Automatically degrade to read-only mode when unable to connect to the master

Description

Automatically degrade to read-only mode when unable to connect to the master

Summary:
Ref T4571. If we fail to connect to the master, automatically try to degrade into a temporary read-only mode ("UNREACHABLE") for the remainder of the request, if possible.

If the request was something like "load the homepage", that'll work fine. If it was something like "submit a comment", there's nothing we can do and we just have to fail.

Detecting this condition imposes a performance penalty: every request checks the connection and gives the database a long time to respond, since we don't want to drop writes unless we have to. So the degraded mode works, but it's really slow, and may perpetuate the problem if the root issue is load-related.
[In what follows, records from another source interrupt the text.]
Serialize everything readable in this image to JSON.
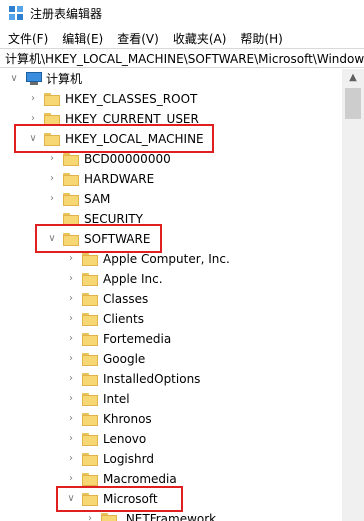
{
  "window": {
    "title": "注册表编辑器"
  },
  "menu": [
    "文件(F)",
    "编辑(E)",
    "查看(V)",
    "收藏夹(A)",
    "帮助(H)"
  ],
  "address": "计算机\\HKEY_LOCAL_MACHINE\\SOFTWARE\\Microsoft\\Windows",
  "tree": {
    "root": "计算机",
    "hives": [
      "HKEY_CLASSES_ROOT",
      "HKEY_CURRENT_USER",
      "HKEY_LOCAL_MACHINE"
    ],
    "hklm_children": [
      "BCD00000000",
      "HARDWARE",
      "SAM",
      "SECURITY",
      "SOFTWARE"
    ],
    "software_children": [
      "Apple Computer, Inc.",
      "Apple Inc.",
      "Classes",
      "Clients",
      "Fortemedia",
      "Google",
      "InstalledOptions",
      "Intel",
      "Khronos",
      "Lenovo",
      "Logishrd",
      "Macromedia",
      "Microsoft"
    ],
    "microsoft_children": [
      ".NETFramework"
    ]
  },
  "colors": {
    "highlight": "#e02020",
    "folder": "#f7d774"
  }
}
This lays the groundwork for improving this case by degrading futher into a "SEVERED" mode which will persist across requests. In the future, if several requests in a short period of time fail, we'll sever the database host and refuse to try to connect to it for a little while, connecting directly to replicas instead (basically, we're "health checking" the master, like a load balancer would health check a web application server). This will give us a better (much faster) degraded mode in a major service disruption, and reduce load on the master if the root cause is load-related, giving it a better chance of recovering on its own.

Test Plan:

  • Disabled master in config by changing the host/username, got degraded automatically to UNREACAHBLE mode immediately.
  • Faked full SEVERED mode, requests hit replicas and put me in the mode properly.
  • Made stuff work, hit some good pages.
  • Hit some non-cluster pages.

Reviewers: chad

Reviewed By: chad

Maniphest Tasks: T4571

Differential Revision: https://secure.phabricator.com/D15674